A fiberglass boat is typically molded in two sections: the hull and the deck. Most of the furniture and machinery are installed inside the open hull before the deck goes on-like filling a box before putting on the lid.
If you stay off the rocks and don’t smash into the dock, the hull has a pretty good life… comfortable in the water and always half in the shade. door installation contractors Vancouver WA The deck, on the other hand, is born into a life of abuse. It sits out in the sun like a piece of Nevada desert. It is assaulted by rain, pollution, and feet. It is eviscerated by openings, pierced by hardware, and pried by cleat and stanchion.
You might think that to stand up to such treatment, decks are as strongly built as the hull they cover. You’d be wrong. Weight carried low in a boat has little detrimental impact. Boatbuilders can make the hull as thick as they want, but weight carried high reduces stability. A disk must first be light; strength is defined by “strong enough.” As a result, the need for deck repair is far more common than the need for repairs to the hull.
Deck repair can also be more complicated than hull repair (but not necessarily “harder”). While the surface of a hull is flat or uniformly curved and relatively featureless, a deck is a landscape of corners, angles, curvatures, and textures. Damage often extends under deck-mounted hardware. Backside access may be inhibited by a molded headliner. And to provide stiffness without weight, deck construction generally involves a core.

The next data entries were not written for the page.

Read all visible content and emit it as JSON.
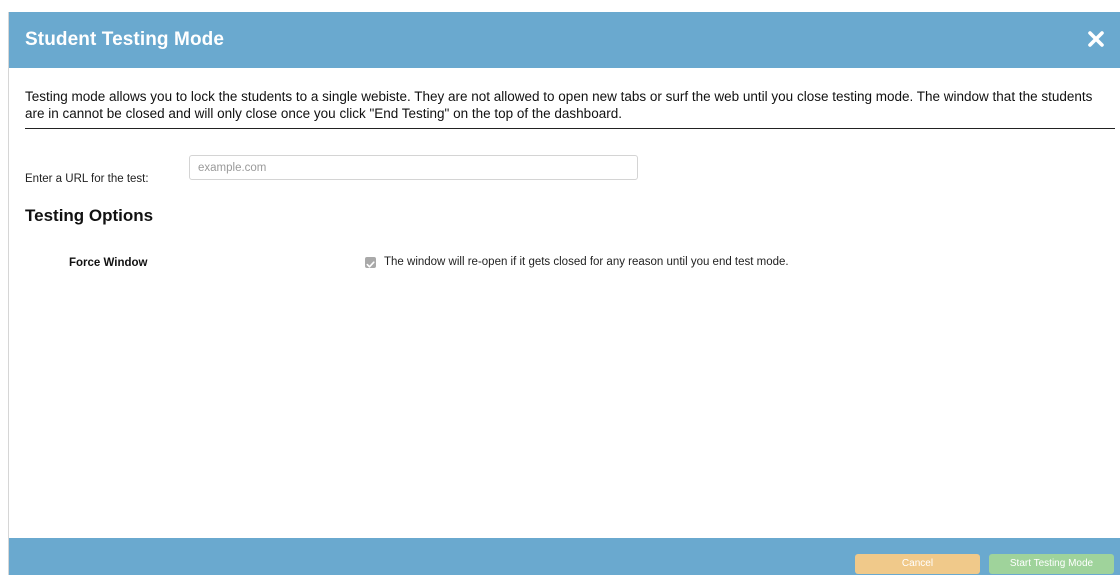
{
  "header": {
    "title": "Student Testing Mode",
    "close_icon": "close-icon",
    "bg_color": "#6aa9cf"
  },
  "intro": {
    "text": "Testing mode allows you to lock the students to a single webiste. They are not allowed to open new tabs or surf the web until you close testing mode. The window that the students are in cannot be closed and will only close once you click \"End Testing\" on the top of the dashboard."
  },
  "url_field": {
    "label": "Enter a URL for the test:",
    "placeholder": "example.com",
    "value": ""
  },
  "options": {
    "title": "Testing Options",
    "items": [
      {
        "label": "Force Window",
        "checked": true,
        "description": "The window will re-open if it gets closed for any reason until you end test mode."
      }
    ]
  },
  "footer": {
    "cancel_label": "Cancel",
    "start_label": "Start Testing Mode",
    "cancel_color": "#f0c98a",
    "start_color": "#9fd39b"
  }
}
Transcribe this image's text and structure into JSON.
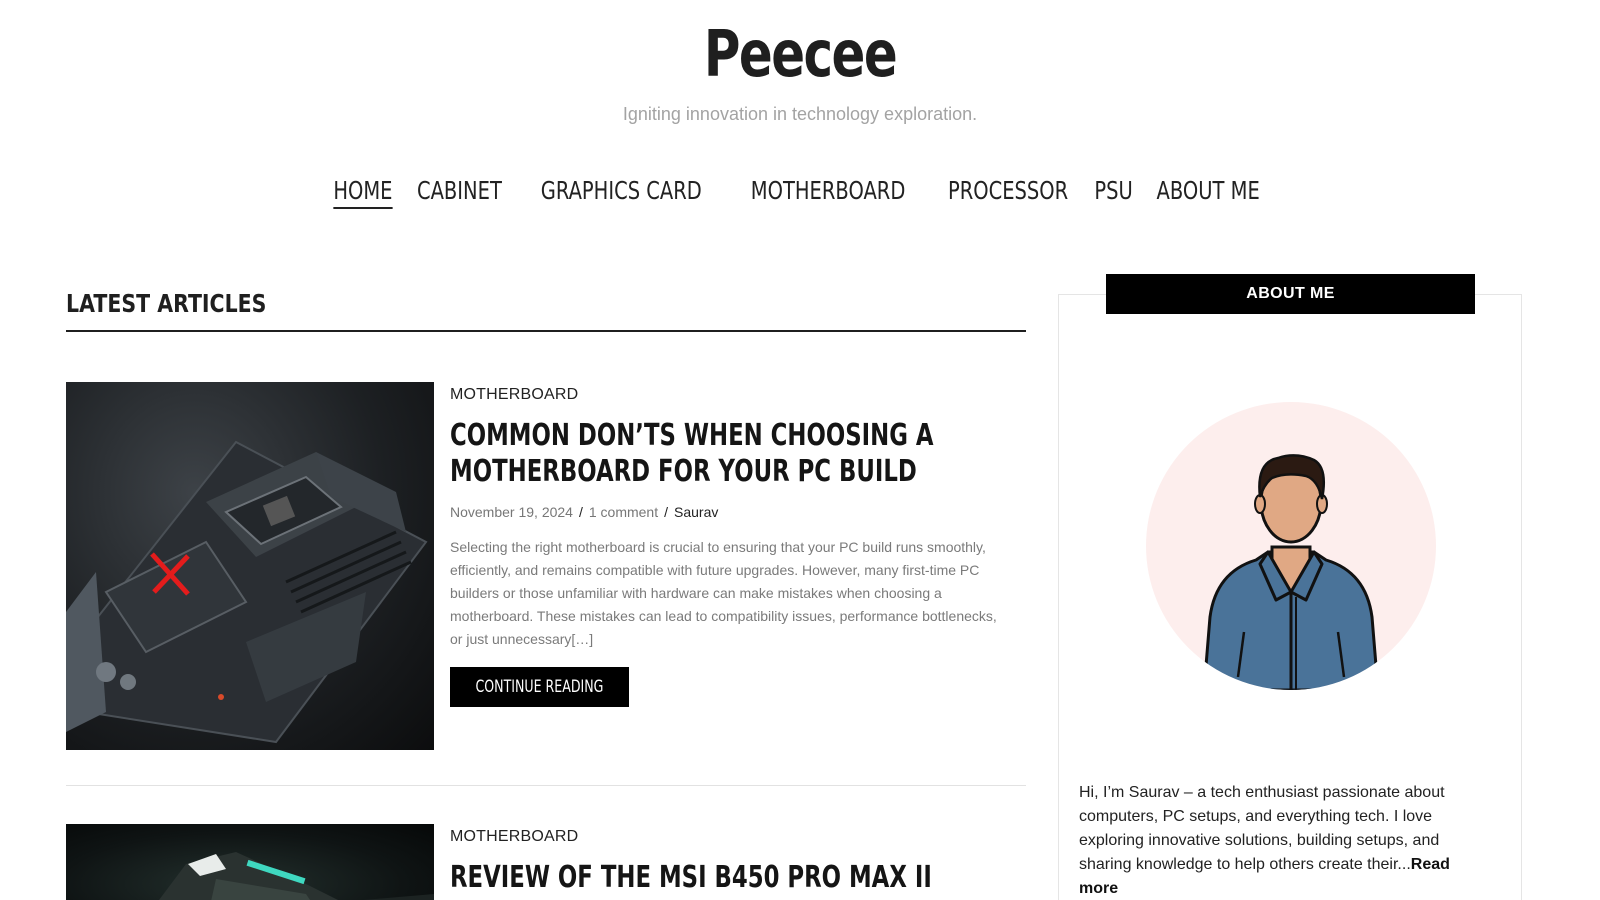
{
  "site": {
    "title": "Peecee",
    "tagline": "Igniting innovation in technology exploration."
  },
  "nav": {
    "items": [
      {
        "label": "HOME",
        "active": true
      },
      {
        "label": "CABINET"
      },
      {
        "label": "GRAPHICS CARD"
      },
      {
        "label": "MOTHERBOARD"
      },
      {
        "label": "PROCESSOR"
      },
      {
        "label": "PSU"
      },
      {
        "label": "ABOUT ME"
      }
    ]
  },
  "main": {
    "section_title": "LATEST ARTICLES",
    "posts": [
      {
        "category": "MOTHERBOARD",
        "title": "COMMON DON’TS WHEN CHOOSING A MOTHERBOARD FOR YOUR PC BUILD",
        "date": "November 19, 2024",
        "comments": "1 comment",
        "author": "Saurav",
        "excerpt": "Selecting the right motherboard is crucial to ensuring that your PC build runs smoothly, efficiently, and remains compatible with future upgrades. However, many first-time PC builders or those unfamiliar with hardware can make mistakes when choosing a motherboard. These mistakes can lead to compatibility issues, performance bottlenecks, or just unnecessary[…]",
        "button": "CONTINUE READING"
      },
      {
        "category": "MOTHERBOARD",
        "title": "REVIEW OF THE MSI B450 PRO MAX II"
      }
    ]
  },
  "sidebar": {
    "widget_title": "ABOUT ME",
    "about_text": "Hi, I’m Saurav – a tech enthusiast passionate about computers, PC setups, and everything tech. I love exploring innovative solutions, building setups, and sharing knowledge to help others create their...",
    "read_more": "Read more"
  },
  "colors": {
    "accent": "#000000",
    "tagline": "#a3a3a3",
    "avatar_bg": "#fdeeed",
    "shirt": "#4a7399"
  }
}
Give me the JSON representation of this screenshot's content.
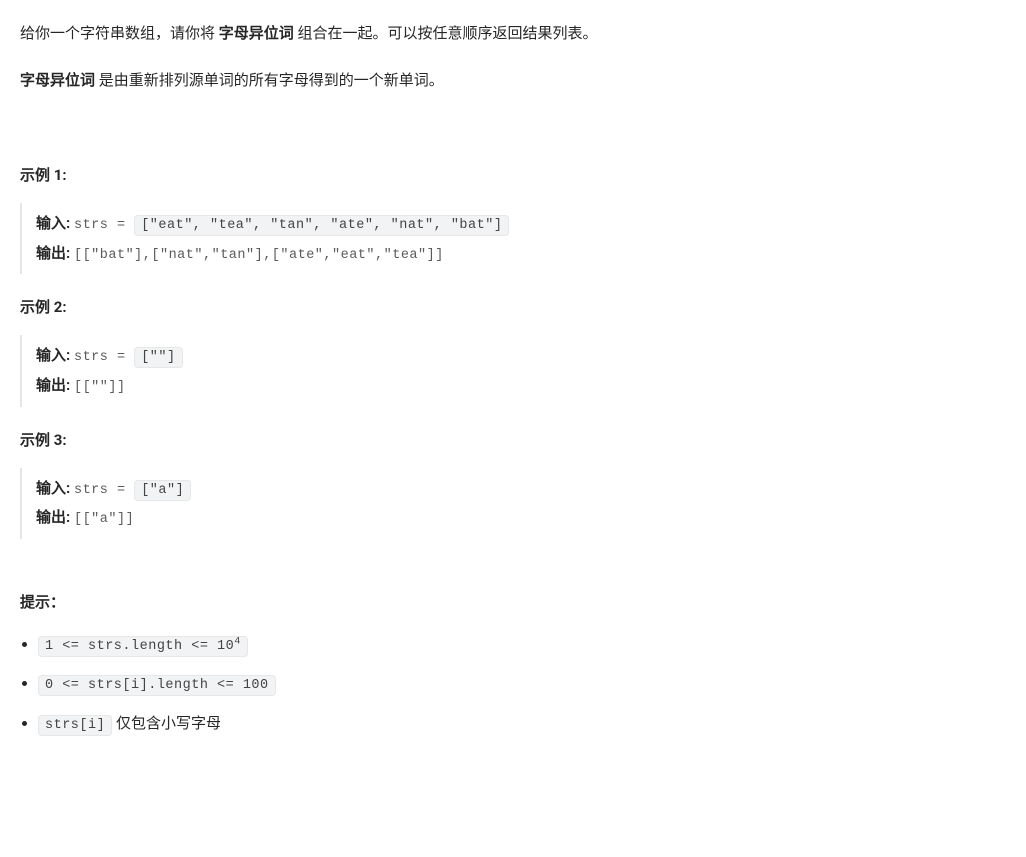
{
  "intro": {
    "line1_prefix": "给你一个字符串数组，请你将 ",
    "line1_bold": "字母异位词",
    "line1_suffix": " 组合在一起。可以按任意顺序返回结果列表。",
    "line2_bold": "字母异位词",
    "line2_suffix": " 是由重新排列源单词的所有字母得到的一个新单词。"
  },
  "examples": [
    {
      "heading": "示例 1:",
      "input_label": "输入: ",
      "input_prefix": "strs = ",
      "input_value": "[\"eat\", \"tea\", \"tan\", \"ate\", \"nat\", \"bat\"]",
      "output_label": "输出: ",
      "output_value": "[[\"bat\"],[\"nat\",\"tan\"],[\"ate\",\"eat\",\"tea\"]]"
    },
    {
      "heading": "示例 2:",
      "input_label": "输入: ",
      "input_prefix": "strs = ",
      "input_value": "[\"\"]",
      "output_label": "输出: ",
      "output_value": "[[\"\"]]"
    },
    {
      "heading": "示例 3:",
      "input_label": "输入: ",
      "input_prefix": "strs = ",
      "input_value": "[\"a\"]",
      "output_label": "输出: ",
      "output_value": "[[\"a\"]]"
    }
  ],
  "constraints": {
    "heading": "提示：",
    "items": [
      {
        "code_prefix": "1 <= strs.length <= 10",
        "code_sup": "4",
        "text_after": ""
      },
      {
        "code_prefix": "0 <= strs[i].length <= 100",
        "code_sup": "",
        "text_after": ""
      },
      {
        "code_prefix": "strs[i]",
        "code_sup": "",
        "text_after": " 仅包含小写字母"
      }
    ]
  }
}
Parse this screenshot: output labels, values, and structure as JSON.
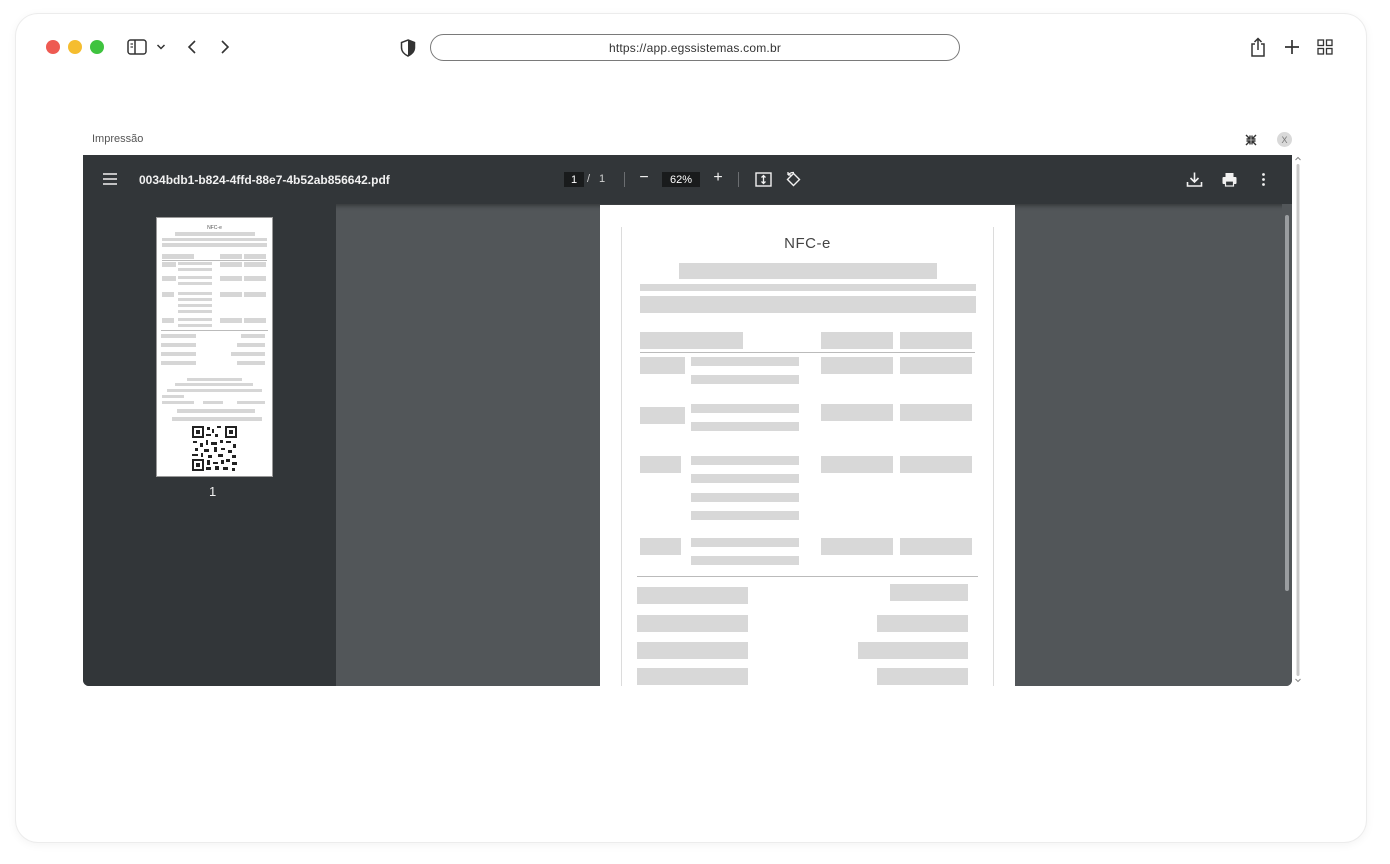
{
  "browser": {
    "url": "https://app.egssistemas.com.br",
    "icons": [
      "sidebar-icon",
      "chevron-down-icon",
      "back-arrow-icon",
      "forward-arrow-icon",
      "shield-icon",
      "share-icon",
      "new-tab-icon",
      "tab-overview-icon"
    ]
  },
  "modal": {
    "title": "Impressão",
    "close_label": "X"
  },
  "pdf_viewer": {
    "file_name": "0034bdb1-b824-4ffd-88e7-4b52ab856642.pdf",
    "current_page": "1",
    "page_separator": "/",
    "total_pages": "1",
    "zoom": "62%",
    "zoom_out_label": "−",
    "zoom_in_label": "+",
    "thumbnail_page_number": "1"
  },
  "document": {
    "title": "NFC-e"
  }
}
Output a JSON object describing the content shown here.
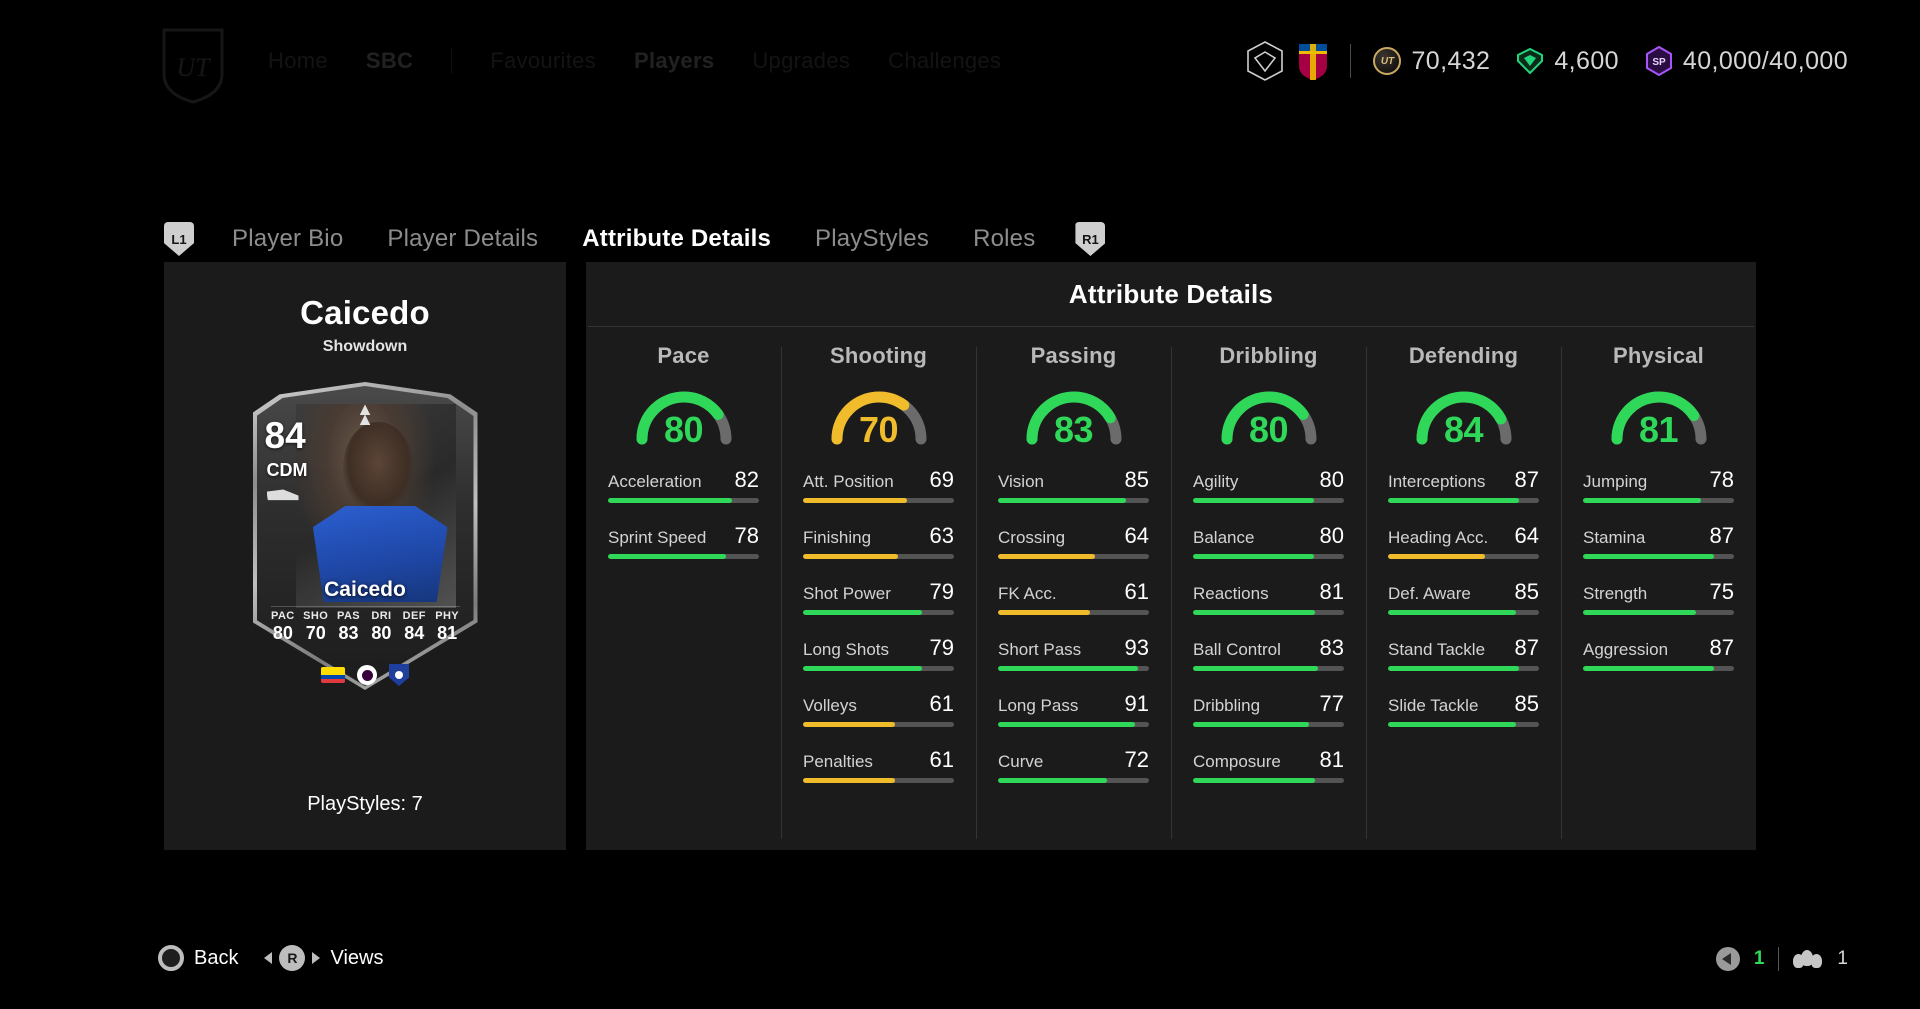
{
  "top_nav": {
    "logo": "ut-shield-logo",
    "items": [
      {
        "label": "Home",
        "emphasis": false
      },
      {
        "label": "SBC",
        "emphasis": true
      },
      {
        "label": "Favourites",
        "emphasis": false
      },
      {
        "label": "Players",
        "emphasis": true
      },
      {
        "label": "Upgrades",
        "emphasis": false
      },
      {
        "label": "Challenges",
        "emphasis": false
      }
    ]
  },
  "currency": {
    "club_badge_label": "club-crest",
    "team_badge_label": "fc-barcelona-crest",
    "coins": "70,432",
    "points": "4,600",
    "sp": "40,000/40,000",
    "coin_icon_text": "UT",
    "sp_icon_text": "SP"
  },
  "tabs": {
    "left_bumper": "L1",
    "right_bumper": "R1",
    "items": [
      {
        "label": "Player Bio",
        "active": false
      },
      {
        "label": "Player Details",
        "active": false
      },
      {
        "label": "Attribute Details",
        "active": true
      },
      {
        "label": "PlayStyles",
        "active": false
      },
      {
        "label": "Roles",
        "active": false
      }
    ]
  },
  "player": {
    "name": "Caicedo",
    "subtitle": "Showdown",
    "playstyles_label": "PlayStyles: 7",
    "card": {
      "rating": "84",
      "position": "CDM",
      "name": "Caicedo",
      "stats": [
        {
          "label": "PAC",
          "value": "80"
        },
        {
          "label": "SHO",
          "value": "70"
        },
        {
          "label": "PAS",
          "value": "83"
        },
        {
          "label": "DRI",
          "value": "80"
        },
        {
          "label": "DEF",
          "value": "84"
        },
        {
          "label": "PHY",
          "value": "81"
        }
      ],
      "nation": "Ecuador",
      "league": "Premier League",
      "club": "Chelsea"
    }
  },
  "attributes": {
    "header": "Attribute Details",
    "colors": {
      "green": "#2fd858",
      "amber": "#f0bc2c",
      "track": "#545454",
      "arc_track": "#6b6b6b"
    },
    "columns": [
      {
        "title": "Pace",
        "overall": 80,
        "overall_color": "green",
        "rows": [
          {
            "label": "Acceleration",
            "value": 82,
            "color": "green"
          },
          {
            "label": "Sprint Speed",
            "value": 78,
            "color": "green"
          }
        ]
      },
      {
        "title": "Shooting",
        "overall": 70,
        "overall_color": "amber",
        "rows": [
          {
            "label": "Att. Position",
            "value": 69,
            "color": "amber"
          },
          {
            "label": "Finishing",
            "value": 63,
            "color": "amber"
          },
          {
            "label": "Shot Power",
            "value": 79,
            "color": "green"
          },
          {
            "label": "Long Shots",
            "value": 79,
            "color": "green"
          },
          {
            "label": "Volleys",
            "value": 61,
            "color": "amber"
          },
          {
            "label": "Penalties",
            "value": 61,
            "color": "amber"
          }
        ]
      },
      {
        "title": "Passing",
        "overall": 83,
        "overall_color": "green",
        "rows": [
          {
            "label": "Vision",
            "value": 85,
            "color": "green"
          },
          {
            "label": "Crossing",
            "value": 64,
            "color": "amber"
          },
          {
            "label": "FK Acc.",
            "value": 61,
            "color": "amber"
          },
          {
            "label": "Short Pass",
            "value": 93,
            "color": "green"
          },
          {
            "label": "Long Pass",
            "value": 91,
            "color": "green"
          },
          {
            "label": "Curve",
            "value": 72,
            "color": "green"
          }
        ]
      },
      {
        "title": "Dribbling",
        "overall": 80,
        "overall_color": "green",
        "rows": [
          {
            "label": "Agility",
            "value": 80,
            "color": "green"
          },
          {
            "label": "Balance",
            "value": 80,
            "color": "green"
          },
          {
            "label": "Reactions",
            "value": 81,
            "color": "green"
          },
          {
            "label": "Ball Control",
            "value": 83,
            "color": "green"
          },
          {
            "label": "Dribbling",
            "value": 77,
            "color": "green"
          },
          {
            "label": "Composure",
            "value": 81,
            "color": "green"
          }
        ]
      },
      {
        "title": "Defending",
        "overall": 84,
        "overall_color": "green",
        "rows": [
          {
            "label": "Interceptions",
            "value": 87,
            "color": "green"
          },
          {
            "label": "Heading Acc.",
            "value": 64,
            "color": "amber"
          },
          {
            "label": "Def. Aware",
            "value": 85,
            "color": "green"
          },
          {
            "label": "Stand Tackle",
            "value": 87,
            "color": "green"
          },
          {
            "label": "Slide Tackle",
            "value": 85,
            "color": "green"
          }
        ]
      },
      {
        "title": "Physical",
        "overall": 81,
        "overall_color": "green",
        "rows": [
          {
            "label": "Jumping",
            "value": 78,
            "color": "green"
          },
          {
            "label": "Stamina",
            "value": 87,
            "color": "green"
          },
          {
            "label": "Strength",
            "value": 75,
            "color": "green"
          },
          {
            "label": "Aggression",
            "value": 87,
            "color": "green"
          }
        ]
      }
    ]
  },
  "bottom_bar": {
    "back_label": "Back",
    "views_label": "Views",
    "views_button": "R",
    "audio_count": "1",
    "players_count": "1"
  }
}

Stress cracks can be identified by their shapea . Typically they run parallel or fan out in starburst pattern. They appear in molded corners, such as around the perimeter of the cockpit sole or where the deck intersects the cabin sides. dry rot remodeling long beach WA There is weakness in the corner. Parallel cracks also show up on either side of bulkheads or other stiffening components attached to the inside surface of the hull or deck. The flexing stresses are concentrated at such hard spots causing the gelcoat, and sometimes the underlying laminate, to crack.
Starburst cracking can also be caused by impact, dropping an anchor, or a heavy winch handle on deck. (Exterior impact may instead result in concentric cracks like the pattern of a target.)
Starburst cracks are caused by flexing when the movement centers at a point rather than along an edge. The most common starburst cracking extends from beneath stanchion mounts, where literally the deck is levered up around the socket mounting holes.